Maaroufe entered the UK legally on an unknown date but was served with a deportation notice as an over-stayer on August 14, 2019. He was in the process of claiming asylum when he killed his girlfriend Sabita Thanwani, 19. In 2022, Maaroufe stabbed Thanwani to death – leaving her near-beheaded – at her university accommodation in London. The judge said Maaroufe had been “aggressive” and “controlling” towards Thanwani during their relationship – hitting her at least once – while adding that he was in the height of a “psychotic” episode due to schizoaffective disorder. Thawani’s family were less convinced. “He is an evil, sadistic murderer, his actions were calculated to kill her because she rejected him,” they said, deeming him an “evil predator” and “monster”. Maaroufe was discovered by the police asleep under a tarpaulin in a garden shed and headbutted an officer when he was arrested. He was assisted by an Arabic interpreter.
Sentence: Maaroufe admitted manslaughter on the grounds of diminished responsibility and was given an indefinite hospital order.
We should leave the European Convention on Human Rights. pic.twitter.com/0oTrbPMPt5
— Matt Goodwin (@GoodwinMJ) October 8, 2024
As I’ve been highlighting on social media in recent weeks, like the video above which has been watched on our platforms by close to one million people, if the depressing list of cases above wasn’t enough to jolt our so-called ‘leaders’ into action then we’ve also witnessed some other truly outrageous cases in recent weeks of foreign criminals deliberately using the ECHR and our broken laws to put the British people at risk.

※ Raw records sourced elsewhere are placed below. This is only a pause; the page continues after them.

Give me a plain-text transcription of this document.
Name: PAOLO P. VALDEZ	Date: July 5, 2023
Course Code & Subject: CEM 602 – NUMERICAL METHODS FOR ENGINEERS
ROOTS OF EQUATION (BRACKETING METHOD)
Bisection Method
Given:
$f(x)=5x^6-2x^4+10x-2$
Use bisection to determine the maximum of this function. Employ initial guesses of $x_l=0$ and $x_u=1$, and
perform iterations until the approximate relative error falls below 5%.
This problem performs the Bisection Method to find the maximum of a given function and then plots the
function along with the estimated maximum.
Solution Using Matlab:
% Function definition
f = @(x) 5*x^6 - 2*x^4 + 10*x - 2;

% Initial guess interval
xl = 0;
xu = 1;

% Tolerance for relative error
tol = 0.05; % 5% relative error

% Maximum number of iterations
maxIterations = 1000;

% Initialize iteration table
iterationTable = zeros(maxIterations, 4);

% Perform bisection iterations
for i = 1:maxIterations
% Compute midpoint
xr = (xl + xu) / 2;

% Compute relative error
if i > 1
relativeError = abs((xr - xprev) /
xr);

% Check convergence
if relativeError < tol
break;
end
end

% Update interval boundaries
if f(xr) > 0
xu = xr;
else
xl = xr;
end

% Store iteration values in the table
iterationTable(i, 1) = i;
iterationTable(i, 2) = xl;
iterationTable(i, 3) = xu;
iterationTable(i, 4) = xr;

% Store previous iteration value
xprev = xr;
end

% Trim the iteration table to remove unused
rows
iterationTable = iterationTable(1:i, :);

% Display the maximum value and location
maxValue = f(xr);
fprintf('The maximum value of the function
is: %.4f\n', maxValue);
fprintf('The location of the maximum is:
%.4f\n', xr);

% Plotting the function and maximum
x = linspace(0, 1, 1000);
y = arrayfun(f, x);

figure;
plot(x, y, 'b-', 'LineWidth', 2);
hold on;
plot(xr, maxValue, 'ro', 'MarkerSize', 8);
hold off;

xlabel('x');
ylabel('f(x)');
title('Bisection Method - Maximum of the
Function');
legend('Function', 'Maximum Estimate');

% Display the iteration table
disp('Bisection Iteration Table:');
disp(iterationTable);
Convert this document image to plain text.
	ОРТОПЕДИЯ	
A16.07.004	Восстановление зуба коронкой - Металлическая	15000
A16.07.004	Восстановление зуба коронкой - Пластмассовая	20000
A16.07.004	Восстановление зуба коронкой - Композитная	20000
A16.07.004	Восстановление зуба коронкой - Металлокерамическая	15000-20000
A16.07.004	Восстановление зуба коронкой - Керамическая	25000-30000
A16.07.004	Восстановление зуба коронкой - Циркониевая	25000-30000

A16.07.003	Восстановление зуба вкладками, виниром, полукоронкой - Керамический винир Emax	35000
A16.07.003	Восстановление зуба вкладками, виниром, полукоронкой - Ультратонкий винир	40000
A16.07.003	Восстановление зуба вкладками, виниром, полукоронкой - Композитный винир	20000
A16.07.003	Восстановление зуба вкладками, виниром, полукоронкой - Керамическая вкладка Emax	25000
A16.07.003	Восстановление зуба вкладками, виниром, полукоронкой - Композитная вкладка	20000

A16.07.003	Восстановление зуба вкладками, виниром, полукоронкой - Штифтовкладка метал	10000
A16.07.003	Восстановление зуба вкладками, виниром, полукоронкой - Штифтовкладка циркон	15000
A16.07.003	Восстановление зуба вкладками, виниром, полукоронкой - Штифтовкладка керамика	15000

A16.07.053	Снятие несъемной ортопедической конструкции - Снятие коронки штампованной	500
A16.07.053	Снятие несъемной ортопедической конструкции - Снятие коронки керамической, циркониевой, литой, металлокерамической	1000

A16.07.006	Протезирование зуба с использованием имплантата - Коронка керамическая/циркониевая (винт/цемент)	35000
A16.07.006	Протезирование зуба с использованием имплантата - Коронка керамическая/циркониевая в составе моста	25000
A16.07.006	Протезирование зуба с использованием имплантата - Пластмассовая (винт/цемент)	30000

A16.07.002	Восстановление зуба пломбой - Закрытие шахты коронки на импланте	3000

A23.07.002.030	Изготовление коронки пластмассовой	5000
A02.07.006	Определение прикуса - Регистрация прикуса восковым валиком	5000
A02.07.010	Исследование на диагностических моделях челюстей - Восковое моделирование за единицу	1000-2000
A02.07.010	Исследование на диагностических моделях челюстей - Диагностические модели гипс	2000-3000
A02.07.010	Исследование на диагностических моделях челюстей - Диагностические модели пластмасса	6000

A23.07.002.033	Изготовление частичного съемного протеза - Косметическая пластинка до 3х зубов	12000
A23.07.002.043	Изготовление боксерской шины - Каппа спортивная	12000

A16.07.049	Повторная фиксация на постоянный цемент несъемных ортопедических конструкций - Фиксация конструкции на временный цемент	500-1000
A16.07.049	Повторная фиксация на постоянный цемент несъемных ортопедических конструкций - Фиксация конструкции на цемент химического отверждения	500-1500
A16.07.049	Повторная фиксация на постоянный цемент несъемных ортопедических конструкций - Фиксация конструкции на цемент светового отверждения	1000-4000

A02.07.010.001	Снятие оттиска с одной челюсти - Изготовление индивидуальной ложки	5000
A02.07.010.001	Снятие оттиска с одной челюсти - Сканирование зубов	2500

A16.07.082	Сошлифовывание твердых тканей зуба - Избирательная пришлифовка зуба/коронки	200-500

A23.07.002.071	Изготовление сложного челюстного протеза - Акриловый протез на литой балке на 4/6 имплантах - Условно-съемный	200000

Like the Albanian murderer who shot a man in the head with a Kalashnikov rifle and then won the right to remain in Britain under the European Convention of Human Rights (ECHR), at least partly because a judge ruled that deporting him would be “unduly harsh” on his relatives. Or the Albanian burglar who was given two and a half years in UK prison to serve only six months before being deported and who then smuggled his way back into the country, illegally, only to then use the ECHR to win the right to stay in Britain! Or the horrific case of the 19-year-old illegal migrant Lawangeen Abdulrahimzai who entered Britain, illegally, having already murdered two men in Serbia before being placed by hapless British authorities alongside 14-year-old children in British schools, assaulting other children and chatting-up girls in the playground, and then going on to murder aspiring marine Thomas Roberts.
Readers. I’m not going to say anything else. We need to control our borders. We need to put the safety and security of the British people before anything else. This is not a cry into the wilderness. It is a call for a very specific set of things.
It means leaving the European Convention on Human Rights (ECHR).
It means reforming if not repealing Tony Blair’s Human Rights Act (HRA), which is being used by an activist judicial system to dilute our power as a sovereign state.
And it also means having an active deterrent (read: offshore processing centre) that can discourage illegal migrants like those above entering our country, our home, illegally (and which many countries across Europe, from Italy to Germany, as well as Ursula von der Leyen, are now openly exploring, though not our Labour government).
And we need to do all this right now, so that our people and children might one day feel safe and secure in the one place they call home.